Pepe ha venido solo. Está sentado en una silla mientras Jose y yo le soltamos aquella ristra de mentiras con la esperanza de que solo crea que le mentimos en los detalles y decida que con eso no tiene un caso sólido y resuelva ayudarme. Va mirándonos a los dos, aunque no se fija demasiado en Jose. No se caen bien y los dos lo saben. Pero allí estoy yo, para unirlos con un pegamento de lo imposible. Un pre-pedófilo y un madero de calle.

Va arqueando las cejas y yo modero las mentiras en función de lo altas que las va poniendo.

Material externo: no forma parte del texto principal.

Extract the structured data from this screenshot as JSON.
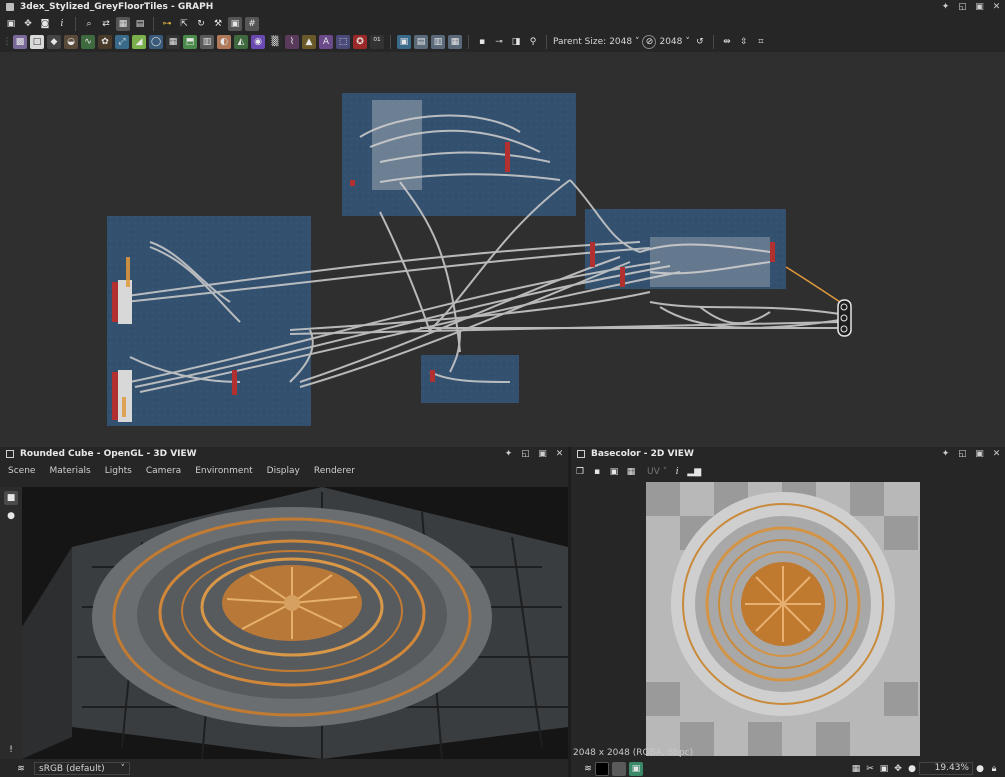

Cuando acabo, como es lógico, tiene mil preguntas. Hemos acordado con Jose que si no le pregunta directamente, mejor solo hablaré yo. Cuando mientes, es mejor que solo haya una versión, para no contradecirse.

Pepe resopla.

—Está bien. Me decís que habéis entrado a robar en casa de los padres del Pelota.

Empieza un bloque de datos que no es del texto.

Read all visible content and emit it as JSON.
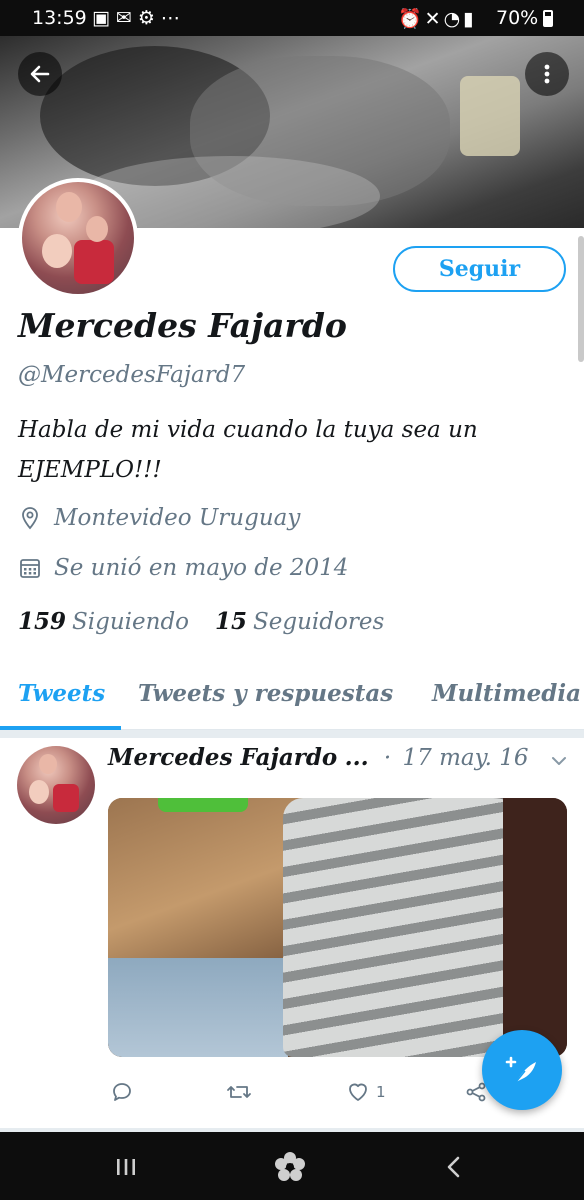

—No a robar. Tenemos llave —le aclaro, enseñándosela.

—Ya. El Pelota, que está trincado en Barcelona por intento de atraco vestido de mosso. Por cierto, los de atracos de Barna me han enviado una foto porque se lo están pasando en grande con el atracador regordete que se le saltaban los botones del uniforme. Por suerte para él llevaba una pipa de juguete y ni siquiera ha llegado a entrar en el banco. De hecho, no ha podido ni gritar: «¡Esto es un atraco!». Va a tener suerte, pero una temporada en la trena no se la quita ni Dios.

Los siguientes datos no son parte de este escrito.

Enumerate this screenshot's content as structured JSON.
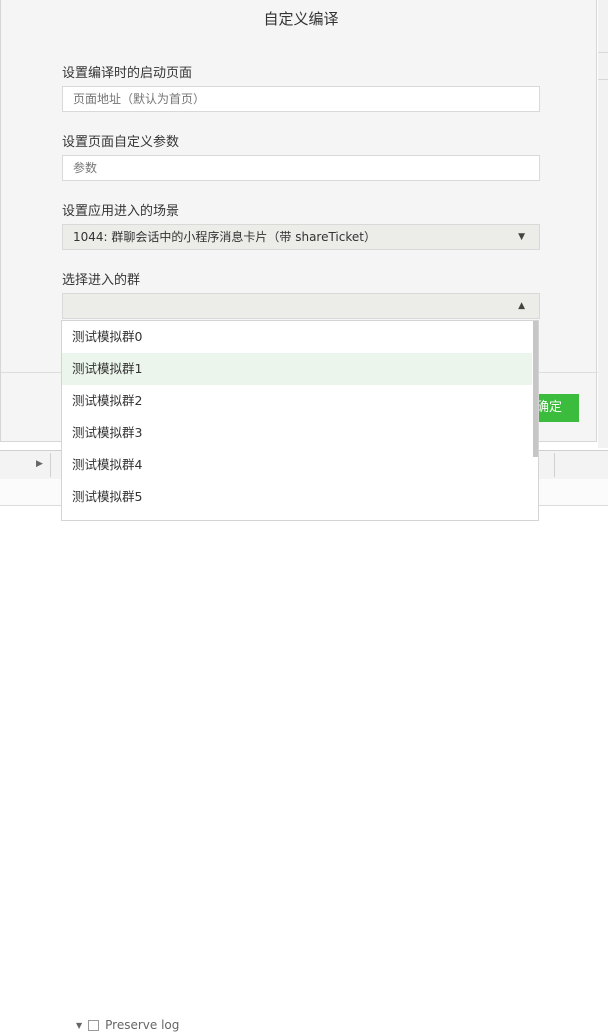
{
  "dialog": {
    "title": "自定义编译",
    "fields": {
      "launch_page": {
        "label": "设置编译时的启动页面",
        "placeholder": "页面地址（默认为首页）",
        "value": ""
      },
      "params": {
        "label": "设置页面自定义参数",
        "placeholder": "参数",
        "value": ""
      },
      "scene": {
        "label": "设置应用进入的场景",
        "value": "1044: 群聊会话中的小程序消息卡片（带 shareTicket）"
      },
      "group": {
        "label": "选择进入的群",
        "value": ""
      }
    },
    "group_options": [
      "测试模拟群0",
      "测试模拟群1",
      "测试模拟群2",
      "测试模拟群3",
      "测试模拟群4",
      "测试模拟群5"
    ],
    "confirm_label": "确定"
  },
  "console": {
    "preserve_log_label": "Preserve log"
  }
}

Jose y yo nos miramos e intento no sonreír y que no se me note que estoy algo aliviado.

—Ah, ¿y os he contado que en tres bancos de los alrededores sí han llegado a entrar?

Se pone serio.

—Sí, una chica que, por cierto, se ha llevado mucha pasta. Creo que medio millón.

Intento no poner una cara rara, pero noto que Jose se pone tenso. Pepe está jugando sus bazas y no podemos caer en ellas. Puede ser una treta decir mucha más pasta de la que en realidad hay para observar nuestras reacciones. Sigue hablando.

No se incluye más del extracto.